While there is widespread agreement regarding the benefits of therapy, there has been a question asked of whether companies should force their CEOs and managers to get treatment as a requirement for holding down their jobs.
But for many people, whether or not to have therapy is, and should remain, a personal choice. Christina Gialleli, director of people operations at Epignosis, a learning technology firm, believes providing mental health support at work is important as a benefit, but making it a requirement for all people in managerial positions is too extreme.

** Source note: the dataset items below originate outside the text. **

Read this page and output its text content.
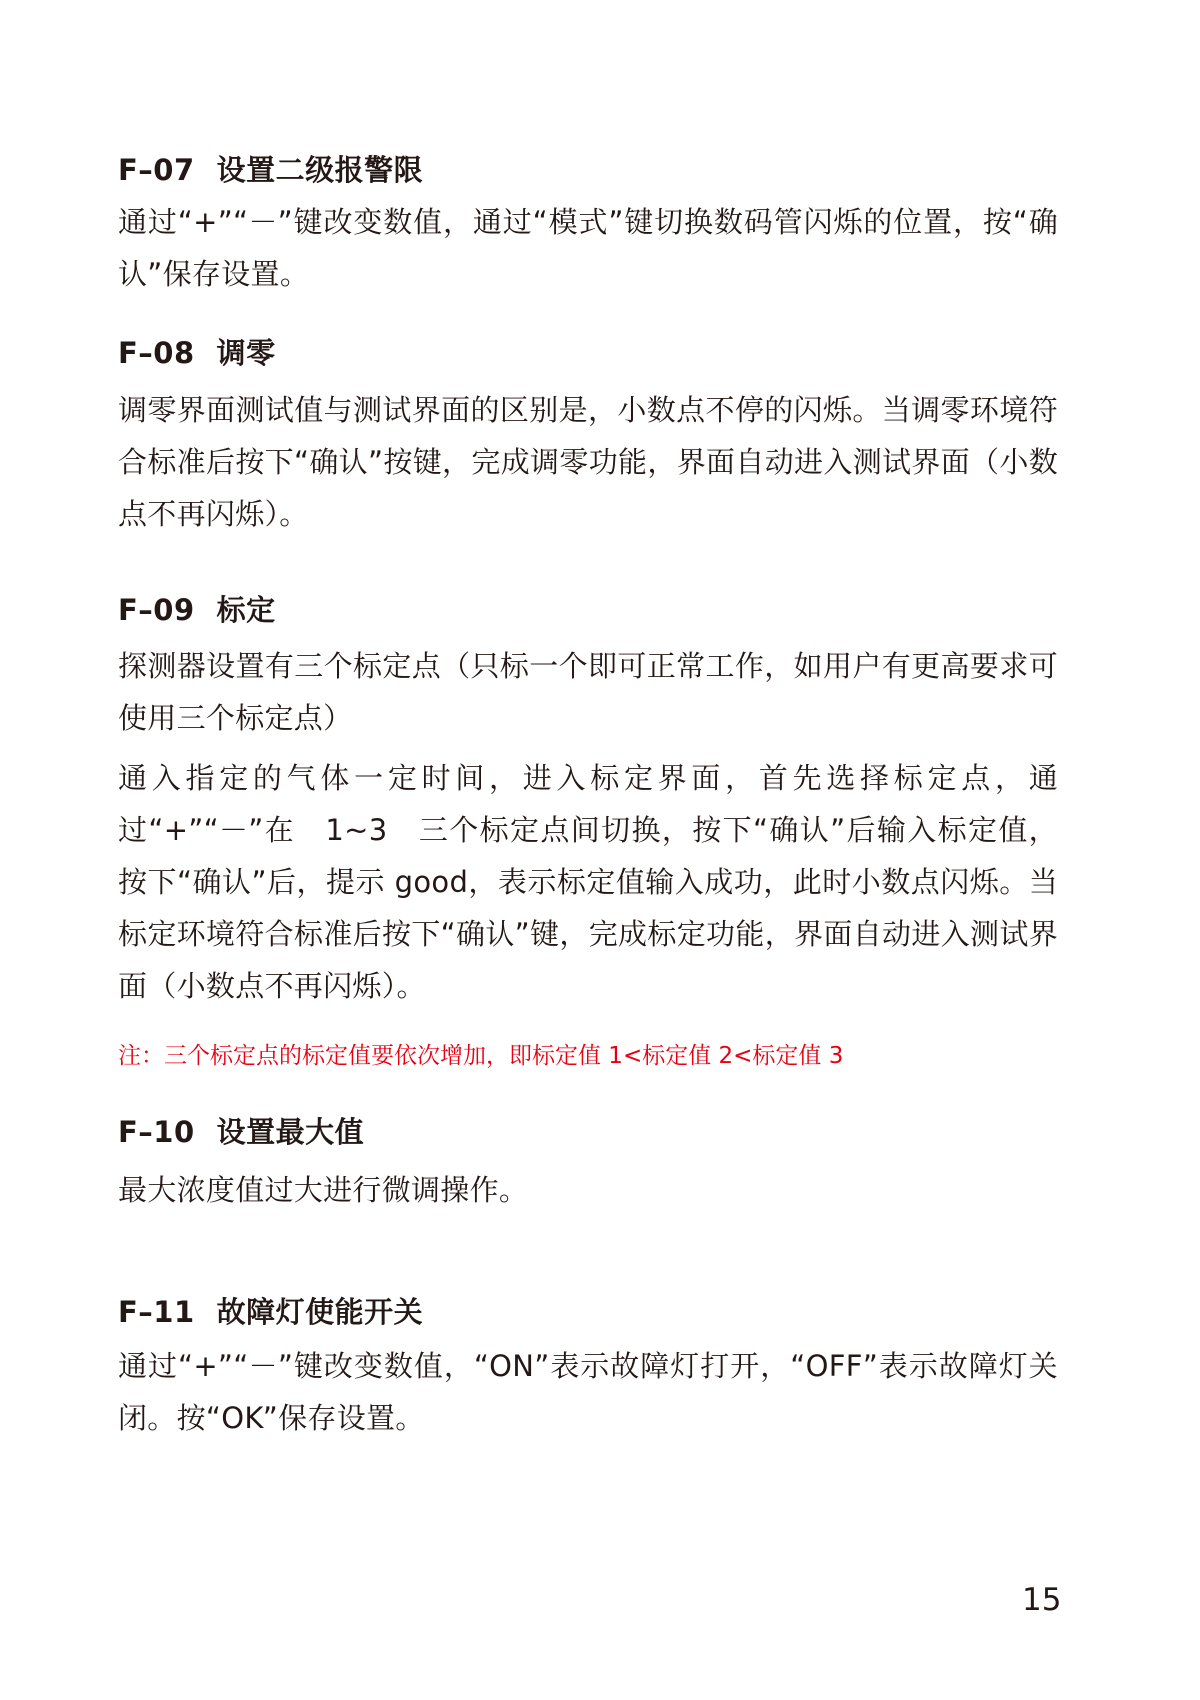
F–07 设置二级报警限
通过“+”“－”键改变数值，通过“模式”键切换数码管闪烁的位置，按“确认”保存设置。
F–08 调零
调零界面测试值与测试界面的区别是，小数点不停的闪烁。当调零环境符合标准后按下“确认”按键，完成调零功能，界面自动进入测试界面（小数点不再闪烁）。
F–09 标定
探测器设置有三个标定点（只标一个即可正常工作，如用户有更高要求可使用三个标定点）
通入指定的气体一定时间，进入标定界面，首先选择标定点，通过“+”“－”在　1~3　三个标定点间切换，按下“确认”后输入标定值，按下“确认”后，提示 good，表示标定值输入成功，此时小数点闪烁。当标定环境符合标准后按下“确认”键，完成标定功能，界面自动进入测试界面（小数点不再闪烁）。
注：三个标定点的标定值要依次增加，即标定值 1<标定值 2<标定值 3
F–10 设置最大值
最大浓度值过大进行微调操作。
F–11 故障灯使能开关
通过“+”“－”键改变数值，“ON”表示故障灯打开，“OFF”表示故障灯关闭。按“OK”保存设置。
15
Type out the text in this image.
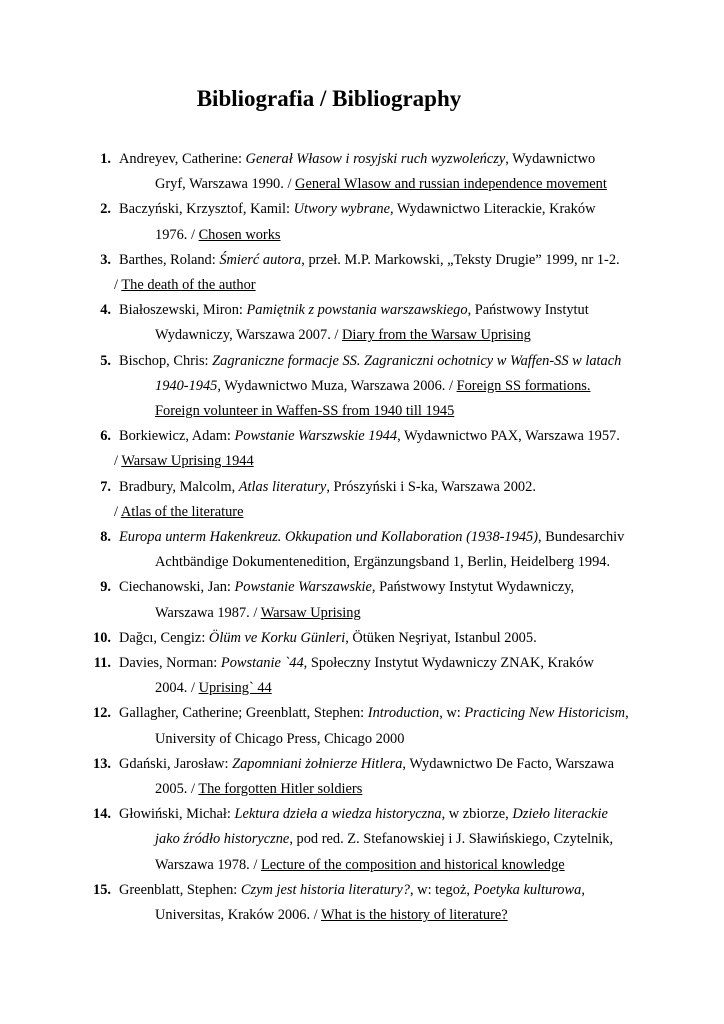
Bibliografia / Bibliography
1. Andreyev, Catherine: Generał Własow i rosyjski ruch wyzwoleńczy, Wydawnictwo
Gryf, Warszawa 1990. / General Wlasow and russian independence movement
2. Baczyński, Krzysztof, Kamil: Utwory wybrane, Wydawnictwo Literackie, Kraków
1976. / Chosen works
3. Barthes, Roland: Śmierć autora, przeł. M.P. Markowski, „Teksty Drugie” 1999, nr 1-2.
/ The death of the author
4. Białoszewski, Miron: Pamiętnik z powstania warszawskiego, Państwowy Instytut
Wydawniczy, Warszawa 2007. / Diary from the Warsaw Uprising
5. Bischop, Chris: Zagraniczne formacje SS. Zagraniczni ochotnicy w Waffen-SS w latach
1940-1945, Wydawnictwo Muza, Warszawa 2006. / Foreign SS formations.
Foreign volunteer in Waffen-SS from 1940 till 1945
6. Borkiewicz, Adam: Powstanie Warszwskie 1944, Wydawnictwo PAX, Warszawa 1957.
/ Warsaw Uprising 1944
7. Bradbury, Malcolm, Atlas literatury, Prószyński i S-ka, Warszawa 2002.
/ Atlas of the literature
8. Europa unterm Hakenkreuz. Okkupation und Kollaboration (1938-1945), Bundesarchiv
Achtbändige Dokumentenedition, Ergänzungsband 1, Berlin, Heidelberg 1994.
9. Ciechanowski, Jan: Powstanie Warszawskie, Państwowy Instytut Wydawniczy,
Warszawa 1987. / Warsaw Uprising
10. Dağcı, Cengiz: Ölüm ve Korku Günleri, Ötüken Neşriyat, Istanbul 2005.
11. Davies, Norman: Powstanie `44, Społeczny Instytut Wydawniczy ZNAK, Kraków
2004. / Uprising` 44
12. Gallagher, Catherine; Greenblatt, Stephen: Introduction, w: Practicing New Historicism,
University of Chicago Press, Chicago 2000
13. Gdański, Jarosław: Zapomniani żołnierze Hitlera, Wydawnictwo De Facto, Warszawa
2005. / The forgotten Hitler soldiers
14. Głowiński, Michał: Lektura dzieła a wiedza historyczna, w zbiorze, Dzieło literackie
jako źródło historyczne, pod red. Z. Stefanowskiej i J. Sławińskiego, Czytelnik,
Warszawa 1978. / Lecture of the composition and historical knowledge
15. Greenblatt, Stephen: Czym jest historia literatury?, w: tegoż, Poetyka kulturowa,
Universitas, Kraków 2006. / What is the history of literature?
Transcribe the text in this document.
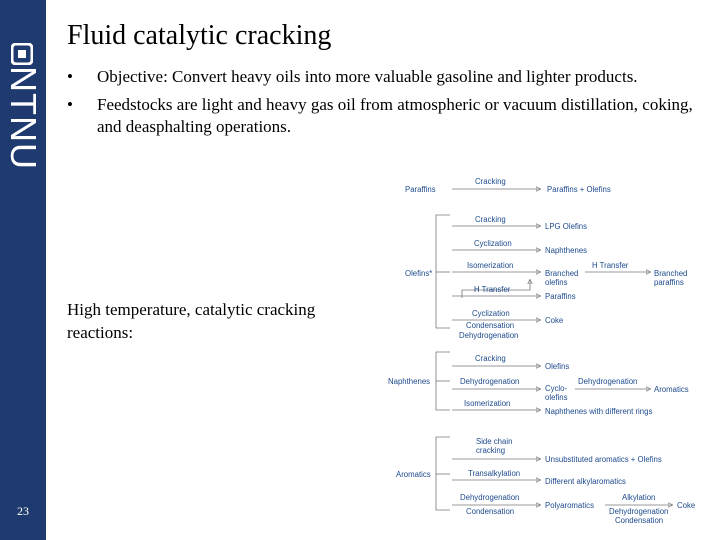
NTNU
23
Fluid catalytic cracking
• Objective: Convert heavy oils into more valuable gasoline and lighter products.
• Feedstocks are light and heavy gas oil from atmospheric or vacuum distillation, coking, and deasphalting operations.
High temperature, catalytic cracking reactions:
Paraffins
Cracking
Paraffins + Olefins
Olefins*
Cracking
Cyclization
Isomerization
H Transfer
Cyclization
Condensation
Dehydrogenation
LPG Olefins
Naphthenes
Branched
olefins
Paraffins
Coke
H Transfer
Branched
paraffins
Naphthenes
Cracking
Dehydrogenation
Isomerization
Olefins
Cyclo-
olefins
Naphthenes with different rings
Dehydrogenation
Aromatics
Aromatics
Side chain
cracking
Transalkylation
Dehydrogenation
Condensation
Unsubstituted aromatics + Olefins
Different alkylaromatics
Polyaromatics
Alkylation
Dehydrogenation
Condensation
Coke
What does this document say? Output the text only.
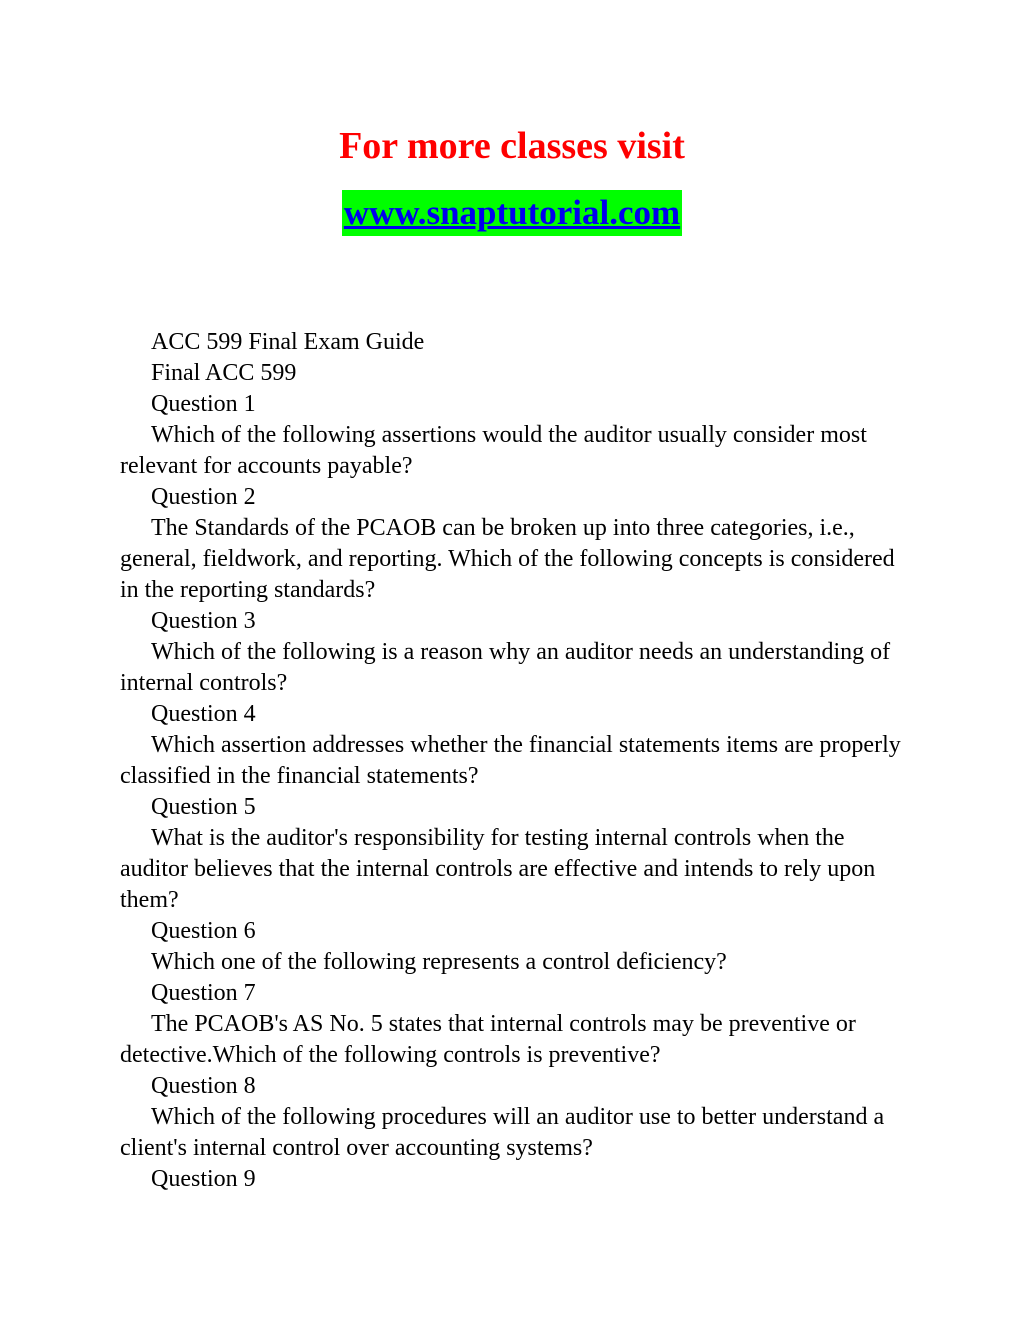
For more classes visit
www.snaptutorial.com

ACC 599 Final Exam Guide

Final ACC 599

Question 1

Which of the following assertions would the auditor usually consider most relevant for accounts payable?

Question 2

The Standards of the PCAOB can be broken up into three categories, i.e., general, fieldwork, and reporting. Which of the following concepts is considered in the reporting standards?

Question 3

Which of the following is a reason why an auditor needs an understanding of internal controls?

Question 4

Which assertion addresses whether the financial statements items are properly classified in the financial statements?

Question 5

What is the auditor's responsibility for testing internal controls when the auditor believes that the internal controls are effective and intends to rely upon them?

Question 6

Which one of the following represents a control deficiency?

Question 7

The PCAOB's AS No. 5 states that internal controls may be preventive or detective.Which of the following controls is preventive?

Question 8

Which of the following procedures will an auditor use to better understand a client's internal control over accounting systems?

Question 9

“There are other strategies that can help CEOs and managers. For example, cultivating a culture of trust and open communication, and making soft skills and leadership training part of the job can be much more effective,” she said. “Being in a senior management position comes with a lot of stress and added responsibility, so offering one-on-one leadership coaching would be a less controversial and really helpful alternative as well.”